On another of his grant projects, the $3 million GK–12 National Science Foundation award from 2009 to 2016, Farone made connections with classroom teachers, industry partners, and Chilean and Puerto Rican universities and students. That project involved educational rather than lab research.

“I think I was in every office on campus that related to money or contracts, budget, auditing—oh, man, it was complicated,” Farone said. “My mom’s penmanship was perfect, and she was so disappointed that I had signed my name so many times that it just became a squiggle.”

While his laboratory work and grants regularly support stipends for doctoral as well as master’s and undergraduate students, this project provided around $30,000 apiece for 30 grad students to conduct research and teach in area high schools. He also had to persuade other MTSU faculty to part with researchers to work on the project.

WE WERE ABLE TO IDENTIFY THIS NEW GENUS OF BACTERIA—LIKE THOSE JACQUES COUSTEAU KIND OF DOCUMENTARIES . . . WHERE YOU WOULD FIND THIS WHOLE NEW KIND OF SEA LIFE.

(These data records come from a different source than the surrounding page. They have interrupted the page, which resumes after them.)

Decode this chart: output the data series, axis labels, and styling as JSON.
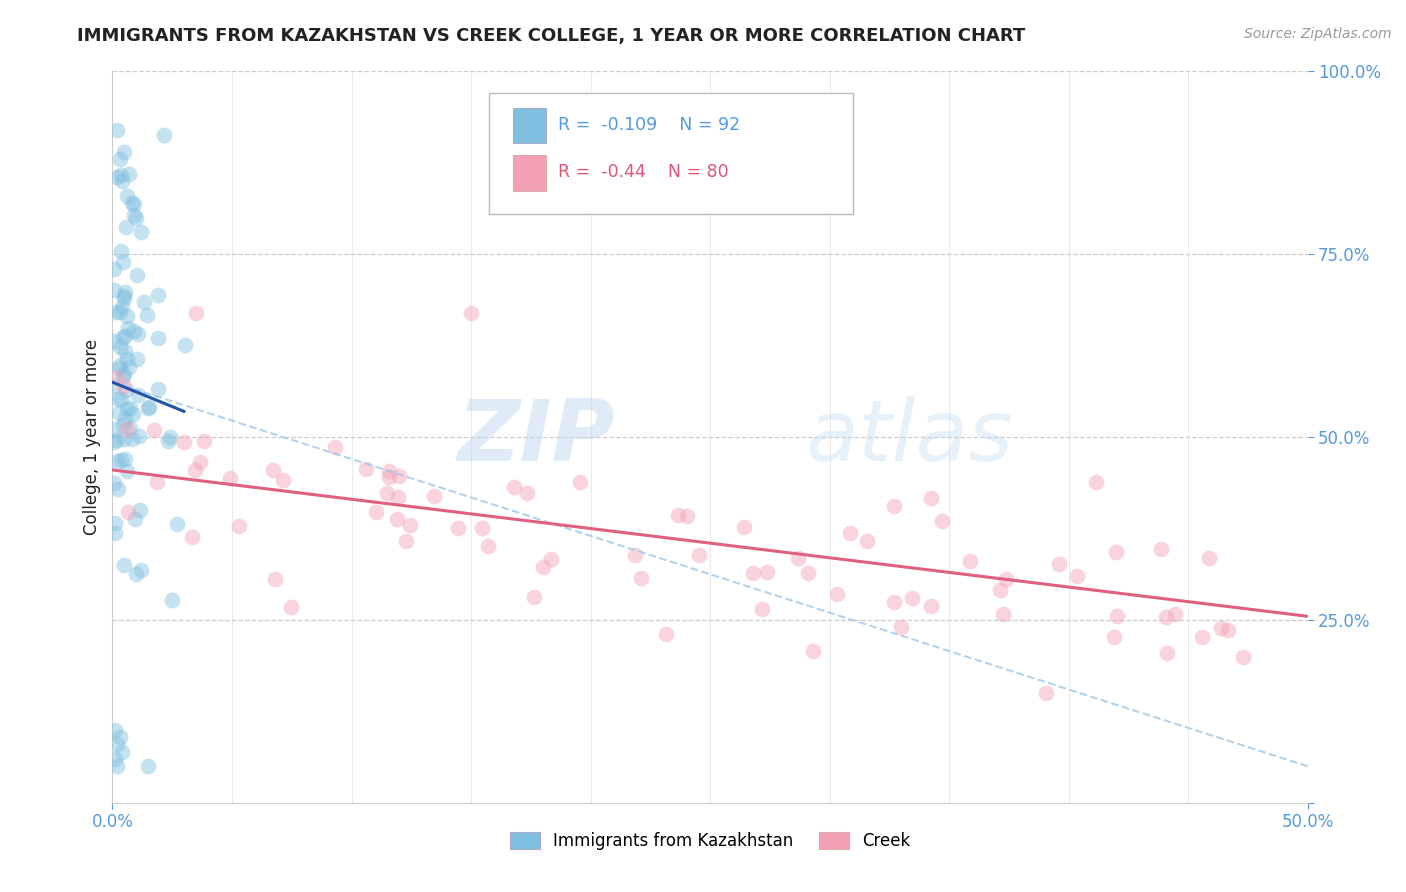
{
  "title": "IMMIGRANTS FROM KAZAKHSTAN VS CREEK COLLEGE, 1 YEAR OR MORE CORRELATION CHART",
  "source": "Source: ZipAtlas.com",
  "ylabel": "College, 1 year or more",
  "legend_label1": "Immigrants from Kazakhstan",
  "legend_label2": "Creek",
  "R1": -0.109,
  "N1": 92,
  "R2": -0.44,
  "N2": 80,
  "color_blue": "#7fbfdf",
  "color_pink": "#f4a0b5",
  "color_line_blue": "#2255aa",
  "color_line_pink": "#e06080",
  "color_dashed": "#a0c8e8",
  "watermark_zip": "ZIP",
  "watermark_atlas": "atlas",
  "background_color": "#ffffff",
  "grid_color": "#cccccc",
  "x_min": 0.0,
  "x_max": 0.5,
  "y_min": 0.0,
  "y_max": 1.0,
  "title_color": "#222222",
  "tick_color": "#5599dd",
  "legend_text_blue": "#5599dd",
  "legend_text_pink": "#dd5577"
}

During this period a decade ago, a tumor developed on then-teenage daughter Grace’s hand. It was a heartbreaking and helpless time for the two scientist parents. The Farones couldn’t believe how toxic chemotherapy agents still were—treatments more than 50 years old. Although Tony had continued along that research path some, he had steered more toward infectious agents after arriving at MTSU and having to take a detour without his lab mice. Even powerhouses in the field had been unable to affect the available treatments for Grace, and the research couple felt powerless.

“She came out of it really well thanks to Vanderbilt and the children’s hospital. That was probably the roughest situation we had to go through,” Tony Farone said.

“I always tell the story to my students that we both lost our hair, but hers came back.”

WORKING AROUND THE TABLE

Grace went on to graduate from MTSU’s Dietetics program, became a dietitian at Vanderbilt University Medical Center, and now has a daughter of her own.

For a family who hadn’t heard of MTSU, they’re almost totally True Blue now. Second daughter Cate received a Buchanan Fellowship before earning her bachelor’s at MTSU and now studies law at Belmont, while oldest son Danny is a Data Science major serving an internship at the University’s Data Science Institute. The youngest, Dominic, a high school junior, may be headed to campus to pursue a Chemistry or Biochemistry degree.

“I’m just blown away by how good our faculty is,” Mary said.

The Farones couldn’t help but bring work home, discussing students and research over the dinner table, although they tried to limit it when the children were younger. And they often worked after the kids went to bed, with Mary especially turning into a night owl and Tony taking the morning shift to get the children to school.

Family is obviously important to Tony Farone, an only child whose 94-year-old mother has lived with them since the early 2000s and helped with the children and the cooking as a “support system behind the scenes.” Inspired by his southern Italian heritage and his mother’s dishes, Tony often cooks meals for the family, with Grace and his first grandchild, Emma, who live next door, joining them when his son-in-law works nursing shifts.

Farone also helped with his children’s scouting activities, including serving as a Cub Scout leader. And his passion for model trains, kindled as a kid after inheriting a family train set, has been handed down to the next generation and, soon, to the newest one.

“It went into storage for about 20 years until we moved to our current home in Murfreesboro that also has a basement,” he said. “We set up my current Polar Express layout with my four kids as they grew up, during the break between fall and spring semesters. Now, my granddaughter and I get to enjoy it together.”

And that’s what he values—family time—whether it’s working with his wife in the lab to find a cure, cooking up meals, or turning on the train track.